Шестеро рабов, брошенных на декаду - то есть на двенадцать лет - в подпол к Роману Подселенцеву, не могли ждать досрочного освобождения ни при каких обстоятельствах, включая возможное прощение со стороны Романа, - тогда предстояла бы отправка в Римедиум, где, по слухам, никто столько не живет, вредное это место для жизни. Даже умри Роман (что в его возрасте никто не расценил бы как неожиданное событие) - рабы просто перешли бы по наследству к его старшему сыну Дидиму, а у того только и власти было, что отказаться от них в пользу младшего брата своего Захара, притом у каждого из братьев имелось по четверке взрослых сыновей плюс множество внуков мужеска пола. Каждый мог делать с рабами что хочет (даже убить, хотя за это Минойский кодекс грозил огромным штрафом), кроме одного - дать свободу. Приговор архонта не мог отменить даже сам архонт, его не мог отменить архонтов преемник, - теоретически его мог отменить российский император, предкам которого Киммерия присягнула как вассальная волость. Но что-то никогда не доходили руки у российских императоров до киммерийских прошений. Да и слать куда? Консулу Киммерии в Арясине для вручения лично… При мысли о таком прошении даже в потемках подвала на Саксонской набережной помысливший смеялся. Иногда - громко, если со стола посылали что-нибудь минимально хмельное. Чаще - тихо. Еще чаще - молча, про себя.

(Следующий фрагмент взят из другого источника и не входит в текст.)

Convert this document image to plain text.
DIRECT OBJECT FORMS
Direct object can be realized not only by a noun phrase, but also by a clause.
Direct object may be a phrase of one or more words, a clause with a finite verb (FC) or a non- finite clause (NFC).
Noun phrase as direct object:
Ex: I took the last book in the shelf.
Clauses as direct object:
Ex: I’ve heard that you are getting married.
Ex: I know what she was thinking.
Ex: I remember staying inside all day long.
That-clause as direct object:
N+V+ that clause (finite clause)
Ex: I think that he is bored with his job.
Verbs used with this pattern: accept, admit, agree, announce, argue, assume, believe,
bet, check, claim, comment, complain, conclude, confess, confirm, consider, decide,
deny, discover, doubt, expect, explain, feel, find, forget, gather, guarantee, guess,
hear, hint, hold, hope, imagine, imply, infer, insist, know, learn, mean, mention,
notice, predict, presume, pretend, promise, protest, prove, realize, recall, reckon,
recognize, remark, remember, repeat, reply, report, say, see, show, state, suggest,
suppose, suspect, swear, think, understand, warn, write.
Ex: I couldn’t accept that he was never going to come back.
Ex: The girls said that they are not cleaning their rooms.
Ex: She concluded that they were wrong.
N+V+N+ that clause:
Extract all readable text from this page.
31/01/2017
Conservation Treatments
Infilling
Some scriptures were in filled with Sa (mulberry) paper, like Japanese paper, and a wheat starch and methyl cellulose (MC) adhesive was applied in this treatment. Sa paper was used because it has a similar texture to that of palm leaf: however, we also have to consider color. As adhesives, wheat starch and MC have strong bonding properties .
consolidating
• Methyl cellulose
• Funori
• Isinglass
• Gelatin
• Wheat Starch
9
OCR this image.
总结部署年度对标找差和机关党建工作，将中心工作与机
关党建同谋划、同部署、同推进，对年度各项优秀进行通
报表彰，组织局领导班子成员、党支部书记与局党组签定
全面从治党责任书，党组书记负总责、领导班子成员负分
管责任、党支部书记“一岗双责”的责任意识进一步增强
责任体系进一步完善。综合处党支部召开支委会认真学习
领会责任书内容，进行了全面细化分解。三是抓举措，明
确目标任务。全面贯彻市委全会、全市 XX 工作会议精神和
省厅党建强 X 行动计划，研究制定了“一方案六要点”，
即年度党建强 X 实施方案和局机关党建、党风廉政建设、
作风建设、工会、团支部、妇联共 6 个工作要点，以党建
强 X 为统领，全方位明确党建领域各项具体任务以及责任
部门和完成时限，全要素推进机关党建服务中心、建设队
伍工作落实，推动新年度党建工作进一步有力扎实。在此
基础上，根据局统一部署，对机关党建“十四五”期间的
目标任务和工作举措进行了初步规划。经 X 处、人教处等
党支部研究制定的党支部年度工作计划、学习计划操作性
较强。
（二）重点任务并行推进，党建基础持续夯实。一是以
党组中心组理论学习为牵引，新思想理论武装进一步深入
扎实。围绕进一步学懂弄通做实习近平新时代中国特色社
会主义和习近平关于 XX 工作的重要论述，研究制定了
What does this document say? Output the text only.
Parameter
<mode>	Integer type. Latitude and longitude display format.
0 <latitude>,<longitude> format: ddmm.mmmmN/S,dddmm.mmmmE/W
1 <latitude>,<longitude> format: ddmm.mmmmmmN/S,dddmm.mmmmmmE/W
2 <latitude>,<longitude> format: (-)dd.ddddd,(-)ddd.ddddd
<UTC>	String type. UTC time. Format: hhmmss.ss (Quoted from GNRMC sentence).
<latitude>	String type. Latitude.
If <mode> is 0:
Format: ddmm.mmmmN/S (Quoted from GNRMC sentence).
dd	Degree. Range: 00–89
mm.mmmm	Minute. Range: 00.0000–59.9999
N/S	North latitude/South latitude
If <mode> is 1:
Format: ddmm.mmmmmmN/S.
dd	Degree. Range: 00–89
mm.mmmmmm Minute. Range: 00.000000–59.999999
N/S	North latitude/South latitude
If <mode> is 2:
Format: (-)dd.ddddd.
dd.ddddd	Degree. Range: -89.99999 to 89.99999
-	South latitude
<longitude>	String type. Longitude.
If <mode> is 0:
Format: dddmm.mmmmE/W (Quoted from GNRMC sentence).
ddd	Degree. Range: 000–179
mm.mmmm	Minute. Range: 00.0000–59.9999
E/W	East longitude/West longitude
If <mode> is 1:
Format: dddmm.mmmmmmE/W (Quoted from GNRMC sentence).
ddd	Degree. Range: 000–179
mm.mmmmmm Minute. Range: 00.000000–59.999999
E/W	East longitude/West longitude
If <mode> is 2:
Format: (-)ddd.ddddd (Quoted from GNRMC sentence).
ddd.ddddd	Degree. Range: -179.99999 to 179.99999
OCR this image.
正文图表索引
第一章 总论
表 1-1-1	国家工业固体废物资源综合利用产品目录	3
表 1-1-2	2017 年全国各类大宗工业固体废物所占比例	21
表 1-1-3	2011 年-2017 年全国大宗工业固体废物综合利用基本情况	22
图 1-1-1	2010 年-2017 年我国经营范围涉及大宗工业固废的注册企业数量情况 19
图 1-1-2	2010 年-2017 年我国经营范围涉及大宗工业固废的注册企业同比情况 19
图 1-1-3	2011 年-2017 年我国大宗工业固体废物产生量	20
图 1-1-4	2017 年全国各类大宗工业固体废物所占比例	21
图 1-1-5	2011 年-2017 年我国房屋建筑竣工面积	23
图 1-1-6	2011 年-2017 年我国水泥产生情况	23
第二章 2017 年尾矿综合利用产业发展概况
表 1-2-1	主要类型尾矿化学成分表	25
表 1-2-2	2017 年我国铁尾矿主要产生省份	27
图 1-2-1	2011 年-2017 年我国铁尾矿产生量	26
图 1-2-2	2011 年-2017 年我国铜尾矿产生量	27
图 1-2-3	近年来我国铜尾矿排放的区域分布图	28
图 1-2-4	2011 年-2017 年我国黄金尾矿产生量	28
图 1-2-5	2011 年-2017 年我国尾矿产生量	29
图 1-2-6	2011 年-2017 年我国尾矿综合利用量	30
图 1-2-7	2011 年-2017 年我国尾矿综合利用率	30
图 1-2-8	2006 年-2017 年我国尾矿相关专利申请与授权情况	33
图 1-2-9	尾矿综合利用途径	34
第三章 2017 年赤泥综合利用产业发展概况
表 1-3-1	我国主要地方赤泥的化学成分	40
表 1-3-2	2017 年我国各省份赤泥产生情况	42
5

Как только главные раны зажили, руки-ноги с кандалами пообвыклись, а желудки приспособились к поганой жратве, которую стряпали на кухне Подселенцева рабам не иначе как из мороженой соболятины с моченой ягодой, хозяин приказал обычное: "Рабам - работать". Работу камнерез подобрал для них именно что рабскую: бить баклуши. Притом из железного кедра их бить, чисто бить, чтоб резчик потом из каждой мог цельную фигурку вырезать, - замахивающегося на брата молотом безлицего Кавеля, или вставшего на дыбы моржа, или задравшую две угрожающих лапы медведицу. А резать дерево железного кедра, вытачивать железную баклушу, было невозможно даже стальным тесаком. Требовался тесак деревянный, из того же кедра, и так сложились в подполе обязанности, что на то, чтобы вырезать одну баклушу на сдачу хозяину в счет урока, требовался целый деревянный нож - а его точить приходилось самим, стоимость этой (пошедшей на изготовление ножа) баклуши целиком погашалось тем, что другую баклушу удавалось хозяину все-таки сдать, получалось так на так, план по баклушезаготовкам неизменно стоял на месте. Но все-таки кормили, следили за чистотой в подполе, а другой раз можно было - издали, правда - и под юбку ненароком глянуть кому-нибудь из спускавшихся в подпол женщин. Хоть и темень, нарушаемая лампочками над рабочими верстаками (пятнадцать ватт, перегорит - сдашь две баклуши сверх плана), а все равно какое-то развлечение. Впрочем, телевизор у рабов тоже был, но черно-белый, в напоминание о рабском состоянии на все ближайшие годы. Его смотрели. Но на время передач про Святую Варвару телевизор по приказу Романа рабам отключали. В напоминание о том же. Про подписание двусторонних соглашений, про визит президента к императору - это пожалуйста. Даже про подвиги комиссара Мыгрового, подпольная кликуха - "Жюв" - если угодно, там все время кого-нибудь сажают, так что вреда нет. Но никакой Варвары.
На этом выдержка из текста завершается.